If I was transported, then my consciousness would have been destroyd with my body, and a new one would have been created. The new consciousness would have my knowledge, personality and experience, but he would be another entity, another physical object.
It can be compared with that the hologram of a dead person is not the person(links: Red Dwarf: Season 1 Episode 1-The End, Red Dwarf: Season 8 Episode 1-Back in the Red(1)), or that the clone of dr. Carson Beckett is not the exacly same person as the original Carson Beckett (Links: Stargate Atlantis: Season 3 Episode 17-Sunday, Stargate Atlantis: Season 4 Episode 18 - The Kindred (1), Stargate Atlantis: Season 4 Episode 19 - The Kindred (2)), or...or that John Smith is not the same induvidual as The Doctor(Links: Doctor Who (2005): Season 6 Episode 5 - The Rebel Flesh (1), Doctor Who (2005): Season 6 Episode 6 - The Almost People (2)).

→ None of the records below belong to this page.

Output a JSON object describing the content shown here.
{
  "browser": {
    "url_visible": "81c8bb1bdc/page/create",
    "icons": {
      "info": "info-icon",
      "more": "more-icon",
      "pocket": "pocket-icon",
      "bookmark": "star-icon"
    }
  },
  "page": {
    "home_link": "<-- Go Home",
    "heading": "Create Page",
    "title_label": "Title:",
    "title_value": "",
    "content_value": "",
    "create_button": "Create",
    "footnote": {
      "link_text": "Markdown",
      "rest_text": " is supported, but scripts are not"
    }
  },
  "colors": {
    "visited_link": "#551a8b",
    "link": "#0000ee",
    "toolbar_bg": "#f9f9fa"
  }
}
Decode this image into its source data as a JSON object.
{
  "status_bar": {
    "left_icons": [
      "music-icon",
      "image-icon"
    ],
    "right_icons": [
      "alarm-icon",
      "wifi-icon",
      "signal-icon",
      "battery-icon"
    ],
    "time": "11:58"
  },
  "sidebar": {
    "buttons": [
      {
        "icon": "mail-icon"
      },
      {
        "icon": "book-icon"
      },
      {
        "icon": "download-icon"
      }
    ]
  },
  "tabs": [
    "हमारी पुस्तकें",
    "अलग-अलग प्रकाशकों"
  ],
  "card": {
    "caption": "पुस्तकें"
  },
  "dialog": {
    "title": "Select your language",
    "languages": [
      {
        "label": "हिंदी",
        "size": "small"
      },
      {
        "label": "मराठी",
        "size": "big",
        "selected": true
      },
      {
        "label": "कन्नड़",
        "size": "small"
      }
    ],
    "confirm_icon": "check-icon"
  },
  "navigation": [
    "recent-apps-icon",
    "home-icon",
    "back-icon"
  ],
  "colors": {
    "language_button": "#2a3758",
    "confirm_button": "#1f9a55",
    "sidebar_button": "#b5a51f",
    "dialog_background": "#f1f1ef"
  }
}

John Smith has The Doctor's intelligence, personality, bravery and moral, but they are two different objects.
The only way that I can see that would mean that the person that goes into the transporter would be the same as the one that comes out, would be if it existed something like a soul, and if that was transported over to the new body.
Why are you viewing consciousness as some sort of singular continuous phenomenon? Unless the soul exists, that seems a rather absurd interpretation. It seems much more probable, as I mentioned in an earlier quoted response, that consciousness exists as a series of discrete 'units'. In which case, your consciousness is ALREADY being 'destroyed' and replaced, moment by moment, and one could even go further as to say that most of the time you're not conscious (but since you're not aware of the time you're not conscious, it seems to you that you're conscious all of the time). There would be nothing fundamentally different between this and what you're describing as happening in a transporter, except that the time gap between one moment of consciousness and the next would be longer.
Essentially, my basic point is that identity as you seem to be defining it is an illusion. As long as the correlates of that illusion are preserved by the transporter, what comes out the other end can still be said to be 'you' by any reasonable perspective and in exactly the same sense as the thing that went in.
This is supposed to be a section of science and technology and you are talking about souls? There is not an iota of physical evidence than consciousness or persona survive the death of the body. The "soul" if anything is what the prefrontal cortex of the brain does. Once the brain has been reduced to mush rot after death there is no soul.